PkM Pertanian UMI Dorong Petani di Padang Lampe Tanam ‘Ase Lapang’

MAKASSAR, HARIAN.NEWS – Desa Padang Lampe, Kecamatan Ma’rang, Pangkep dipilih oleh tim PKM (program kemitraan masyarakat) UMI, yang diketuai Dr. Abdul Haris, dan anggota Dr. Abdullah dari Fakultas Pertanian, Prodi Agroteknologi UMI.

Tim PkM melakukan sosialisasi dan pembinaan kepada kelompok tani Darul Mukhlisin yang dipilih untuk mengembangkan tanaman padi lokal yakni Padi Lapang.

Dalam kajian tim PKM, wilayah Pangkep terdapat salah satu daerah sentra penghasil beras padi Lapang yang memiliki ciri khusus seperti rasa pulen dan pandan.

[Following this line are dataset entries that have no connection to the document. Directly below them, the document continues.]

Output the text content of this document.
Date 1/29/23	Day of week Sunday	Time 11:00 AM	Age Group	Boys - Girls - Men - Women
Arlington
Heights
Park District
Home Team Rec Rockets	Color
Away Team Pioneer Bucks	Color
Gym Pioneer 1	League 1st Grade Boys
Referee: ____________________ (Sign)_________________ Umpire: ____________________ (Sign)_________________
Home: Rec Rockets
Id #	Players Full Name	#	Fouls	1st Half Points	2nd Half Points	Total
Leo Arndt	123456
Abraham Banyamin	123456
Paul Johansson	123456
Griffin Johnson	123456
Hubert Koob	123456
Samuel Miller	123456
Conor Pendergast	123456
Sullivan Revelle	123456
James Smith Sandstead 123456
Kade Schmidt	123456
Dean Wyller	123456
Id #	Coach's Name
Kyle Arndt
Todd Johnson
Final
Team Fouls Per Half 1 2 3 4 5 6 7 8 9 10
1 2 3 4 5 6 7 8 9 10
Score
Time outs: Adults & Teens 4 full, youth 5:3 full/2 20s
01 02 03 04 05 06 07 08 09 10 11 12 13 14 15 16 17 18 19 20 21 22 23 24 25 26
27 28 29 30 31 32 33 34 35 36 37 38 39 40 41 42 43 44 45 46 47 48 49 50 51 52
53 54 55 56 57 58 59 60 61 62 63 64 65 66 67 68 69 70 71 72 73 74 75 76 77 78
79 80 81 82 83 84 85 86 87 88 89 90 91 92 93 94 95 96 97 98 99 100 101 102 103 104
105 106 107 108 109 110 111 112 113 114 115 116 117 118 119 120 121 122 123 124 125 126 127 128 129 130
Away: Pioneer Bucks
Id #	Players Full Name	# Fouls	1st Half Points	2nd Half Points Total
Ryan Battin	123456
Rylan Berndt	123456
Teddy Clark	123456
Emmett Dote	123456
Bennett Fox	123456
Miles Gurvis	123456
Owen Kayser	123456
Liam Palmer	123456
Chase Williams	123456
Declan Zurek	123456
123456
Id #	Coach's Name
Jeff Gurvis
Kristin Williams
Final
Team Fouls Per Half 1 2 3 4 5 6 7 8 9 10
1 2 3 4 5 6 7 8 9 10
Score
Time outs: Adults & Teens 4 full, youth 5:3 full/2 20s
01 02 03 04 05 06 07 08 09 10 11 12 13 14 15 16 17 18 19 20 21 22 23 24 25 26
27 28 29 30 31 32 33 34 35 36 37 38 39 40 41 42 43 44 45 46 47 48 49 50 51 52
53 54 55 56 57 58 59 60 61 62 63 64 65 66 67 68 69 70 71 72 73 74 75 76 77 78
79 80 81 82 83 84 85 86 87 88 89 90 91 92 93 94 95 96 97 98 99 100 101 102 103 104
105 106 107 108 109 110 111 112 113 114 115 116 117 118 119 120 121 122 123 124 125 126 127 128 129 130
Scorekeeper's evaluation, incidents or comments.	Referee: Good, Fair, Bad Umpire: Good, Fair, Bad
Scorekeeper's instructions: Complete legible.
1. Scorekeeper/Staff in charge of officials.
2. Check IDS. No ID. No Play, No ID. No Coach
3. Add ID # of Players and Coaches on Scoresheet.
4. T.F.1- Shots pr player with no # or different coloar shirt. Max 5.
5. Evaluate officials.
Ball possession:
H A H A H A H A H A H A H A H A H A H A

Namun sekarang padi lokal tersebut sudah mulai punah dan hampir tidak dijumpai lagi di tingkat petani.

Sekarang masyarakat menanam berbagai macam varietas introduksi yang dapat dikembangkan. Sedangkan varietas lokal yang sangat disukai oleh konsumen karena kualitas rasa nasi yang enak yaitu beras Ase Lapang dari Kabupaten Pangkep sangat jarang lagi dijumpai.

“Olehnya itu perlu dirangsang kembali para petani untuk kembali menanam jenis Padi Lapang ini. Melalui pendampingan, sosialisasi, pembinaan, karena potensi hasilnya hampir sama dengan padi introduksi,” ucap Dr. Abdul Haris kepada harian.news, terkait PkM yang dilakukan ini.

Di Desa Padang Lampe sebagai mitra dengan memperkenalkan teknologi penanaman dengan cara radiasi agar plasma nutfah lokal tetap dapat lestari dan hasilnya sama dengan padi introduksi. Dan dapat menjadi makanan pangan lokal yang punya ciri tersendiri.

Teknik budidaya tetap selalu diakukan setiap musim tanam dan selalu disisihkan lahan sebagian untuk tanaman padi lokal bersama-sama dengan padi introduksi.

Kata dia, target luaran yang diharapkan dari kegiatan ini adalah sebagai berikut :

1. Peningkatan pengetahuan dan keterampilan masyarakat dalam hal memanfaatkan padi lokal yang berbasis Indegenous.
2. Peningkatan Keterampilan masyarakat dalam hal budidaya tanaman padi lokal.
3. Desa Padang Lampe khususnya kebun agrowisata yang berbasis tanaman padi lahan sawah menghasilkan koleksi jenis padi lokal yang mempunyai ciri khas yang tidak dimiliki oleh daerah lain yaitu rasa nasi yang pulen dan bau pandan.

“Adapun manfaat lain dari kegiatan ini dapat ditinjau dari potensi produksi, potensi ekonomis dari peningkatan nilai tambah produk dari sisi penerapan ipteks, dampak sosial secara nasional,” sambungnya.

Diketahui tim PkM ini selain Ketua dan Anggota dari dosen, turut pula dua mahasiswa/alumni UMI yang melengkapi laporan PkM Lektor di Padang Lampe.